Een deur verder, bij de kapper, hoef je maar naar binnen te gluren en de slappe lach slaat spontaan toe. Een vrouw zit met een doorzichtige badmuts op haar hoofd, waaruit allemaal plukjes haar naar buiten steken, te wachten op een coupe du soleil. Ze lijkt net een toiletborstel, maar dan een met een gezicht. Het hoofd van haar buurvrouw is ingepakt in een stapel aluminiumfolie en daar overheen hangt een grote, iets te hard blazende droogkap. Mevrouw nummer drie, al wat op leeftijd, zit net in de beroemde blauwspoeling. Waarom doen mensen dat toch nog steeds?

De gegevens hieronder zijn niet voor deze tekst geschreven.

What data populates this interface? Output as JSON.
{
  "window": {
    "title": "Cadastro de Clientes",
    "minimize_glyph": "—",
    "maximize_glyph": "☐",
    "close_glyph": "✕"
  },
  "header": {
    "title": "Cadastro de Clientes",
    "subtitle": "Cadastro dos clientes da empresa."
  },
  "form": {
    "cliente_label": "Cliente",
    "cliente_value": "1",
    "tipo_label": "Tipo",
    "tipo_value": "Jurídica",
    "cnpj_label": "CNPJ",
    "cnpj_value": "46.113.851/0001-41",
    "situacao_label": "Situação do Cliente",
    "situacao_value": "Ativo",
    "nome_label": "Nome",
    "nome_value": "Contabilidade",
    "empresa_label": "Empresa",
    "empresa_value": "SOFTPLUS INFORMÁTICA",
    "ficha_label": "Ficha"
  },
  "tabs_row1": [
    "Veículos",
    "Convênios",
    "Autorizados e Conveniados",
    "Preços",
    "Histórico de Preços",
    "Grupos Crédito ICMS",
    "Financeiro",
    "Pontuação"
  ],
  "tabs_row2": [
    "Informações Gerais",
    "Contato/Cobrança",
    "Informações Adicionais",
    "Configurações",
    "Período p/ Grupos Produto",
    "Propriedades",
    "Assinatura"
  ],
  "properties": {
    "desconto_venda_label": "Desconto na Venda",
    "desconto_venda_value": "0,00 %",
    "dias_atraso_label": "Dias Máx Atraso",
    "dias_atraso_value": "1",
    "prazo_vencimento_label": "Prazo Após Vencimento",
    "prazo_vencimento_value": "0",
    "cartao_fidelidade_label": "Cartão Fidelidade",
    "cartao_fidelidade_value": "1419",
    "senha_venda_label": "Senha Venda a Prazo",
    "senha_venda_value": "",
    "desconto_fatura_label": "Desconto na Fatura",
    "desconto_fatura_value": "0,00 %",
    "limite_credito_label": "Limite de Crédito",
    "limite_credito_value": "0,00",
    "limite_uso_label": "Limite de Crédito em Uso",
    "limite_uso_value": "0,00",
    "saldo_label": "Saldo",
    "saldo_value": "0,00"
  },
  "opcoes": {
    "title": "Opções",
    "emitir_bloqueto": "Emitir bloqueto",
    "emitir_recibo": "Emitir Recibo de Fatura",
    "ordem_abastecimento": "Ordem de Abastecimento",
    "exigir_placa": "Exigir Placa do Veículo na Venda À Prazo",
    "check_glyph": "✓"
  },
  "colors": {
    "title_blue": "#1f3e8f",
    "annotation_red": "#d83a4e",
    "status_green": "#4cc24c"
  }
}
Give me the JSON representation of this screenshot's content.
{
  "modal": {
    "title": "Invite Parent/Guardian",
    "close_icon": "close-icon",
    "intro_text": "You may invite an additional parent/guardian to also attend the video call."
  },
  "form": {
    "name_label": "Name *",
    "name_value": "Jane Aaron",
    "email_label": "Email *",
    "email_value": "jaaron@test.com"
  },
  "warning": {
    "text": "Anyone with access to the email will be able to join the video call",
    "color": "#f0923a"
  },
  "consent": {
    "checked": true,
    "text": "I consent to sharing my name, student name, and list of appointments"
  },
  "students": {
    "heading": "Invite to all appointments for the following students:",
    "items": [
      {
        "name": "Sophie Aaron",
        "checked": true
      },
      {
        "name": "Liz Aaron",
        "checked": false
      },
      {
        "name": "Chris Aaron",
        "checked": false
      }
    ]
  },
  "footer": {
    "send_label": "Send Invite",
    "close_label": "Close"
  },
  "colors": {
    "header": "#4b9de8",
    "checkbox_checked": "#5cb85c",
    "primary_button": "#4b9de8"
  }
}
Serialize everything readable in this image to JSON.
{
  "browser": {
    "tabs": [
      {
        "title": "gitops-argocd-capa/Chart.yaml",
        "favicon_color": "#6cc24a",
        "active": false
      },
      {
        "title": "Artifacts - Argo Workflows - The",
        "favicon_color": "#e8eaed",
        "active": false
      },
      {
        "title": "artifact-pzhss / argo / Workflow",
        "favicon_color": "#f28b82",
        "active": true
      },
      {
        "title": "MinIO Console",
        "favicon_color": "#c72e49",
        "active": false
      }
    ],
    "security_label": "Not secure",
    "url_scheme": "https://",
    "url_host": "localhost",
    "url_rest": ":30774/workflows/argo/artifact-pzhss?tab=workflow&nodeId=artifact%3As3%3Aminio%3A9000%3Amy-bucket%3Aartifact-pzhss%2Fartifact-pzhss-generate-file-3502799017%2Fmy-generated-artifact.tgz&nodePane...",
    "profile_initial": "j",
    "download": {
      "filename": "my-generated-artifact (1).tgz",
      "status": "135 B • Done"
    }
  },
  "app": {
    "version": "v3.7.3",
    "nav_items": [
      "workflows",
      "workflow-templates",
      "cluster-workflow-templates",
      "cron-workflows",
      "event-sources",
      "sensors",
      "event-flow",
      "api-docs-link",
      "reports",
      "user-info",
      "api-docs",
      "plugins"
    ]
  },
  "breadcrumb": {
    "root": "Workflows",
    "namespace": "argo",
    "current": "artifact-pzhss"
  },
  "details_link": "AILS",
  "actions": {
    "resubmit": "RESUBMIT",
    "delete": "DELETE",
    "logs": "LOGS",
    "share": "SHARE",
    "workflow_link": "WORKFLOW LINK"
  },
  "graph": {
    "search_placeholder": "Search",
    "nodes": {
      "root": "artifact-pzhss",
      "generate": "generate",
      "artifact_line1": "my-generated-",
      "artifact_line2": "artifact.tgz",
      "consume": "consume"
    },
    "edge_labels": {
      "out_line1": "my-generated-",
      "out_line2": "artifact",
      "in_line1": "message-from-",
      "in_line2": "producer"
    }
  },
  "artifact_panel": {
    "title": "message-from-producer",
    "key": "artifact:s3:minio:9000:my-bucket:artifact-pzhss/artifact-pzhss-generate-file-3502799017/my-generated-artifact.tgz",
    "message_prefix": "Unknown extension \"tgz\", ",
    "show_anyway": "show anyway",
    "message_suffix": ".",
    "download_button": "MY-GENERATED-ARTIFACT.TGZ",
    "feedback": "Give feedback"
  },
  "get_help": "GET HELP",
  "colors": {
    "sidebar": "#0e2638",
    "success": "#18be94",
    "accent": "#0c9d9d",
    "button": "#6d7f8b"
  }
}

Ik begrijp werkelijk niet dat mensen zich vrijwillig in een krulsmurf laten veranderen. Het zal de generatiekloof wel zijn, denk ik. Bij de supermarkt is het de combinatie van situaties en gezichten die zorgt voor een komische noot. Een verstrooid ogende man in een keurig pak staat met een mandje aan zijn arm ongeduldig met iemand te bellen, welk merk stroopwafels hij mee moet nemen. Een krijsende, rood aangelopen kleuter rolt over de grond omdat hij zin heeft in chocolade, terwijl zijn tevens verhitte moeder, die dit geen goed idee vindt, probeert voet bij stuk te houden. Een quasi onschuldige vrouw schuifelt tot drie keer toe langs de vleeswarenafdeling om ‘ongemerkt’ een stukje snijworst van het proefbordje te graaien. Een blonde jongeman die blijkbaar dacht geen mandje nodig te hebben, staat te peinzen hoe hij ergens tussen de spaghettisaus, een pot pindakaas, een grote zak chips, een sixpack bier en twee komkommers in, nog een pak melk kan klemmen. Een verlaten en zo te zien gevallen doos eieren op de grond is als een glibberend stilleven tussen alle drukte. En natuurlijk de gezichten van de rij ‘geduldig’ wachtenden in de rij bij de kassa. Prachtig om te zien! Op weg naar huis komen we langs het zogenaamde ‘leugenbankje’. Op en rond dit bankje heeft zich een groepje oudere heren verzameld. Ze staan elkaar luidkeels en ondersteund met gebaren, sterke verhalen en leugens te vertellen. Althans, dat maken wij ervan, anders klopt de naam van het bankje niet meer. Dat niemand dáár nu een real-life-soap van maakt!Grijnzend rijden we verder. In de laatste kilometer fietst een vrouw ons tegemoet. Naast haar loopt een zo te zien nog jonge, Friese Stabij. Als onze wegen elkaar bijna kruisen, besluit de zwart-witte viervoeter plotseling, voor de fiets van zijn baasje langs, over te steken. De vrouw kan ternauwernood voorkomen dat ze met fiets en al languit gaat. Verontschuldigend kijkt ze ons aan tijdens het voorbijrijden.Ik kan er niks aan doen, maar mensen die (bijna) vallen vind ik een van de leukste taferelen die er zijn. En dus schateren we het uit, maar wel pas als we buiten gehoorafstand zijn. Want we zijn netjes opgevoed!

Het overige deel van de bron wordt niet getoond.